Easy readers should also be told from a child's point of view. This means that the characters speak to the reader at his level, rather than at him in an adult tone. Even adult characters, like Mr. Putter, and adult-like animals like Dodsworth from Dodsworth in Rome, should embody child-like characteristics to which kids can relate. Revealing adult characters' anxieties and imperfections makes them interesting to read about, and giving them dilemmas similar to those found in childhood creates stories that really speak to their audience and keep the reader invested in their outcomes. Embodying a child's point of view also eliminates the urge to preach at kids, and makes the story, rather than the message, the central focus. Most kids aren't interested in morals, but they become quickly invested in the fate of a favorite character.


It's also important for easy readers to focus on familiar themes. New readers like to read stories that reflect their real lives, and by keeping things close to home, authors can help kids find comfortable ways of learning new vocabulary and story structure. By beginning with those simple themes of family, friendship, school, and home, kids begin to build a strong foundation that will later help them tackle new genres and settings.

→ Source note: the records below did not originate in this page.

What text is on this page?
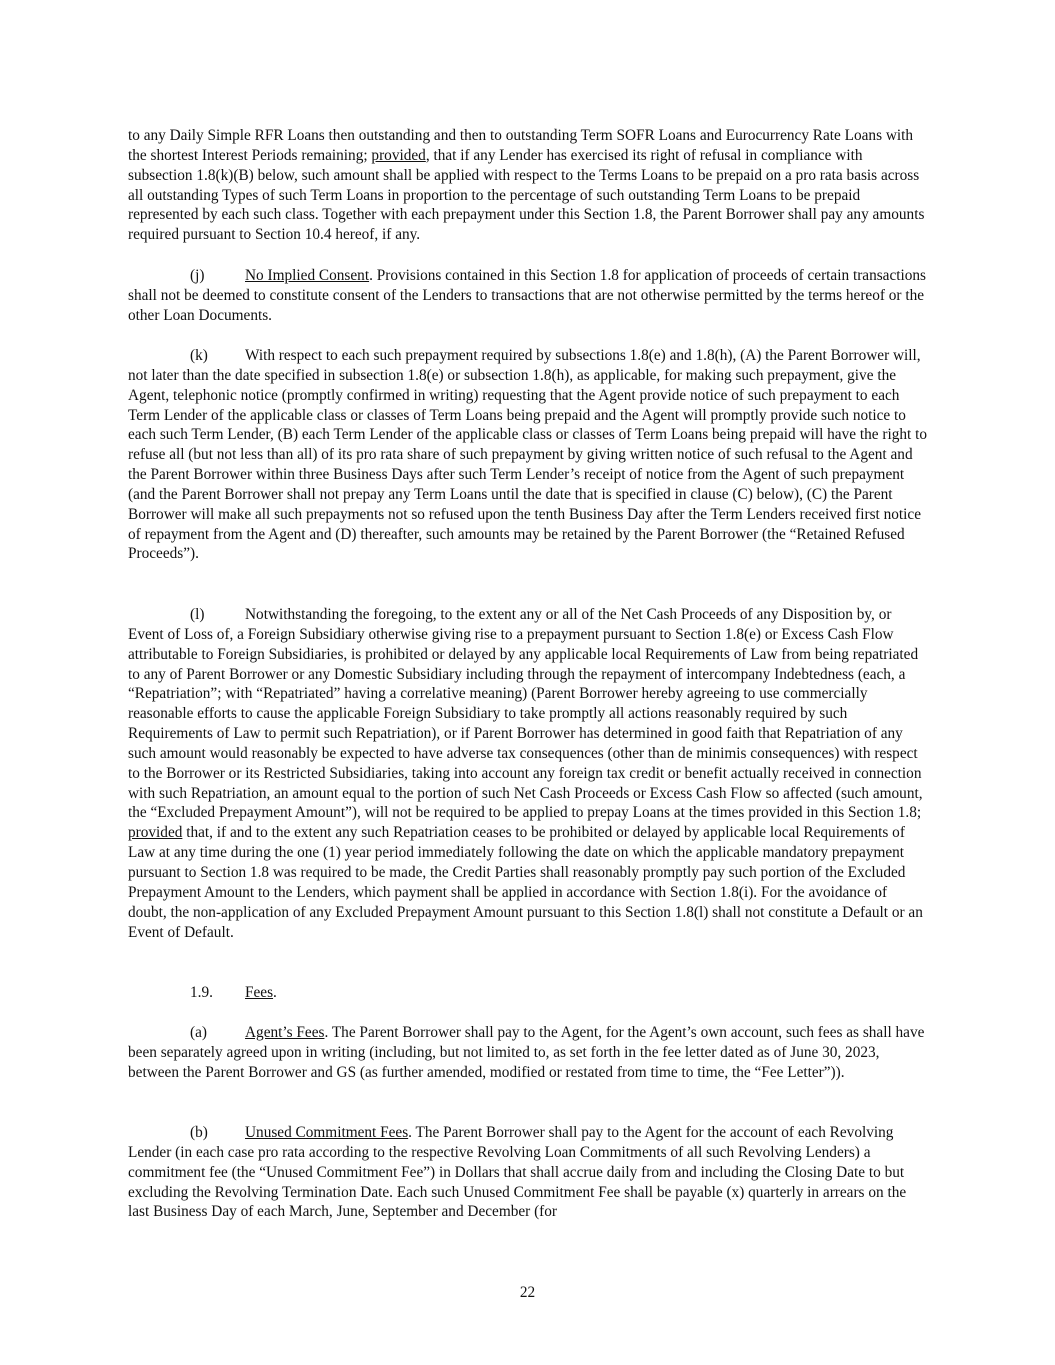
to any Daily Simple RFR Loans then outstanding and then to outstanding Term SOFR Loans and Eurocurrency Rate Loans with the shortest Interest Periods remaining; provided, that if any Lender has exercised its right of refusal in compliance with subsection 1.8(k)(B) below, such amount shall be applied with respect to the Terms Loans to be prepaid on a pro rata basis across all outstanding Types of such Term Loans in proportion to the percentage of such outstanding Term Loans to be prepaid represented by each such class. Together with each prepayment under this Section 1.8, the Parent Borrower shall pay any amounts required pursuant to Section 10.4 hereof, if any.

(j)	No Implied Consent. Provisions contained in this Section 1.8 for application of proceeds of certain transactions shall not be deemed to constitute consent of the Lenders to transactions that are not otherwise permitted by the terms hereof or the other Loan Documents.

(k) With respect to each such prepayment required by subsections 1.8(e) and 1.8(h), (A) the Parent Borrower will, not later than the date specified in subsection 1.8(e) or subsection 1.8(h), as applicable, for making such prepayment, give the Agent, telephonic notice (promptly confirmed in writing) requesting that the Agent provide notice of such prepayment to each Term Lender of the applicable class or classes of Term Loans being prepaid and the Agent will promptly provide such notice to each such Term Lender, (B) each Term Lender of the applicable class or classes of Term Loans being prepaid will have the right to refuse all (but not less than all) of its pro rata share of such prepayment by giving written notice of such refusal to the Agent and the Parent Borrower within three Business Days after such Term Lender’s receipt of notice from the Agent of such prepayment (and the Parent Borrower shall not prepay any Term Loans until the date that is specified in clause (C) below), (C) the Parent Borrower will make all such prepayments not so refused upon the tenth Business Day after the Term Lenders received first notice of repayment from the Agent and (D) thereafter, such amounts may be retained by the Parent Borrower (the “Retained Refused Proceeds”).

(l)	Notwithstanding the foregoing, to the extent any or all of the Net Cash Proceeds of any Disposition by, or Event of Loss of, a Foreign Subsidiary otherwise giving rise to a prepayment pursuant to Section 1.8(e) or Excess Cash Flow attributable to Foreign Subsidiaries, is prohibited or delayed by any applicable local Requirements of Law from being repatriated to any of Parent Borrower or any Domestic Subsidiary including through the repayment of intercompany Indebtedness (each, a “Repatriation”; with “Repatriated” having a correlative meaning) (Parent Borrower hereby agreeing to use commercially reasonable efforts to cause the applicable Foreign Subsidiary to take promptly all actions reasonably required by such Requirements of Law to permit such Repatriation), or if Parent Borrower has determined in good faith that Repatriation of any such amount would reasonably be expected to have adverse tax consequences (other than de minimis consequences) with respect to the Borrower or its Restricted Subsidiaries, taking into account any foreign tax credit or benefit actually received in connection with such Repatriation, an amount equal to the portion of such Net Cash Proceeds or Excess Cash Flow so affected (such amount, the “Excluded Prepayment Amount”), will not be required to be applied to prepay Loans at the times provided in this Section 1.8; provided that, if and to the extent any such Repatriation ceases to be prohibited or delayed by applicable local Requirements of Law at any time during the one (1) year period immediately following the date on which the applicable mandatory prepayment pursuant to Section 1.8 was required to be made, the Credit Parties shall reasonably promptly pay such portion of the Excluded Prepayment Amount to the Lenders, which payment shall be applied in accordance with Section 1.8(i). For the avoidance of doubt, the non-application of any Excluded Prepayment Amount pursuant to this Section 1.8(l) shall not constitute a Default or an Event of Default.

1.9. Fees.

(a) Agent’s Fees. The Parent Borrower shall pay to the Agent, for the Agent’s own account, such fees as shall have been separately agreed upon in writing (including, but not limited to, as set forth in the fee letter dated as of June 30, 2023, between the Parent Borrower and GS (as further amended, modified or restated from time to time, the “Fee Letter”)).

(b) Unused Commitment Fees. The Parent Borrower shall pay to the Agent for the account of each Revolving Lender (in each case pro rata according to the respective Revolving Loan Commitments of all such Revolving Lenders) a commitment fee (the “Unused Commitment Fee”) in Dollars that shall accrue daily from and including the Closing Date to but excluding the Revolving Termination Date. Each such Unused Commitment Fee shall be payable (x) quarterly in arrears on the last Business Day of each March, June, September and December (for

22
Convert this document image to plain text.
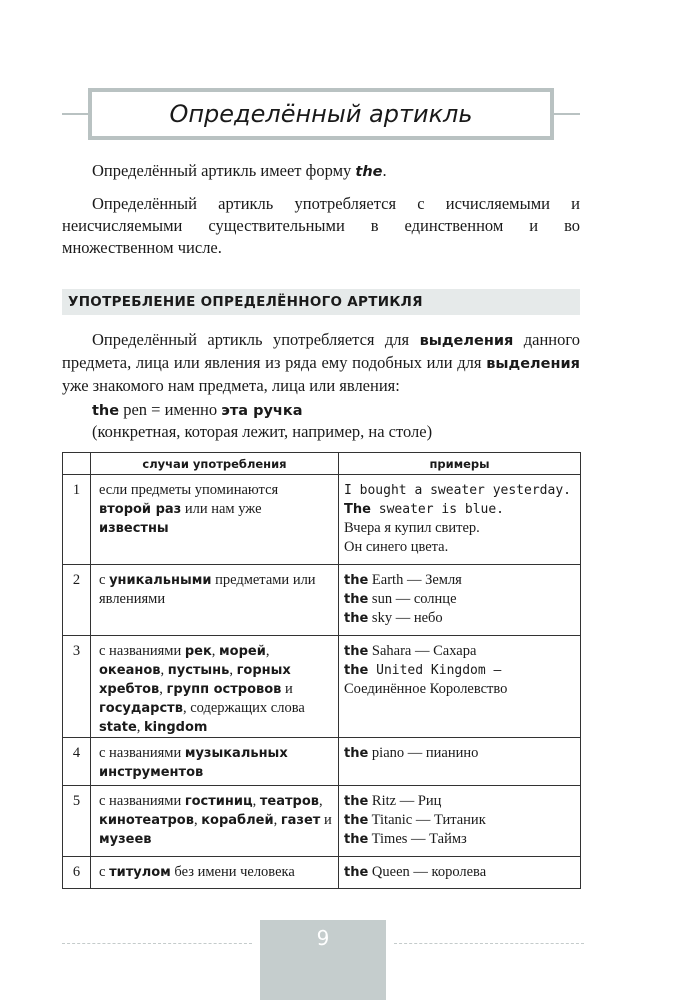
Определённый артикль

Определённый артикль имеет форму the.

Определённый артикль употребляется с исчисляемыми и неисчисляемыми существительными в единственном и во множественном числе.

УПОТРЕБЛЕНИЕ ОПРЕДЕЛЁННОГО АРТИКЛЯ

Определённый артикль употребляется для выделения данного предмета, лица или явления из ряда ему подобных или для выделения уже знакомого нам предмета, лица или явления:

the pen = именно эта ручка
(конкретная, которая лежит, например, на столе)
	случаи употребления	примеры
1	если предметы упоминаются второй раз или нам уже известны	I bought a sweater yesterday.
The sweater is blue.
Вчера я купил свитер.
Он синего цвета.

2	с уникальными предметами или явлениями	the Earth — Земля
the sun — солнце
the sky — небо

3	с названиями рек, морей, океанов, пустынь, горных хребтов, групп островов и государств, содержащих слова state, kingdom	the Sahara — Сахара
the United Kingdom —
Соединённое Королевство

4	с названиями музыкальных инструментов	the piano — пианино

5	с названиями гостиниц, театров, кинотеатров, кораблей, газет и музеев	the Ritz — Риц
the Titanic — Титаник
the Times — Таймз

6	с титулом без имени человека	the Queen — королева
9
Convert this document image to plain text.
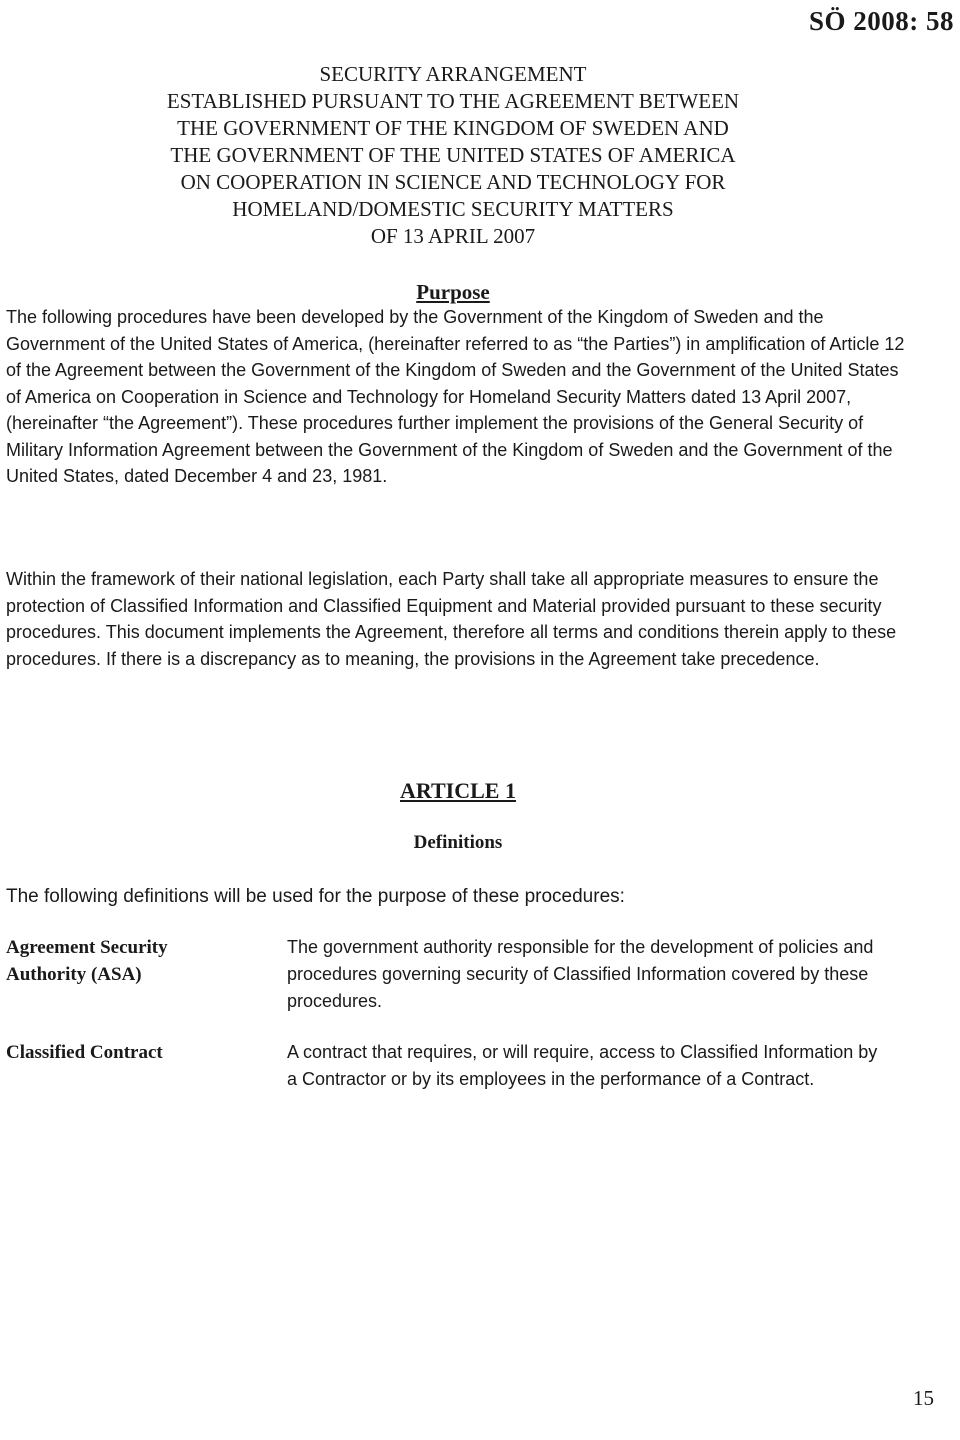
SÖ 2008: 58
SECURITY ARRANGEMENT
ESTABLISHED PURSUANT TO THE AGREEMENT BETWEEN
THE GOVERNMENT OF THE KINGDOM OF SWEDEN AND
THE GOVERNMENT OF THE UNITED STATES OF AMERICA
ON COOPERATION IN SCIENCE AND TECHNOLOGY FOR
HOMELAND/DOMESTIC SECURITY MATTERS
OF 13 APRIL 2007
Purpose

The following procedures have been developed by the Government of the Kingdom of Sweden and the Government of the United States of America, (hereinafter referred to as “the Parties”) in amplification of Article 12 of the Agreement between the Government of the Kingdom of Sweden and the Government of the United States of America on Cooperation in Science and Technology for Homeland Security Matters dated 13 April 2007, (hereinafter “the Agreement”). These procedures further implement the provisions of the General Security of Military Information Agreement between the Government of the Kingdom of Sweden and the Government of the United States, dated December 4 and 23, 1981.

Within the framework of their national legislation, each Party shall take all appropriate measures to ensure the protection of Classified Information and Classified Equipment and Material provided pursuant to these security procedures. This document implements the Agreement, therefore all terms and conditions therein apply to these procedures. If there is a discrepancy as to meaning, the provisions in the Agreement take precedence.

ARTICLE 1
Definitions

The following definitions will be used for the purpose of these procedures:

Agreement Security Authority (ASA)
The government authority responsible for the development of policies and procedures governing security of Classified Information covered by these procedures.
Classified Contract	A contract that requires, or will require, access to Classified Information by a Contractor or by its employees in the performance of a Contract.
15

Finally, a truly great easy reader includes illustrations that are not only beautiful to look at, but also complement the text and assist the reader with understanding new vocabulary and new concepts. Illustrations in children's picture books and easy readers are an integral part of the story, not just the icing on the cake. Not only should the illustrations clearly depict what's happening in the text to provide context, they should, like those in Flip Flop and Dodsworth in Rome, also include other visual content that expands the story beyond the words and gives the reader a greater understanding of the setting, plot, and characters.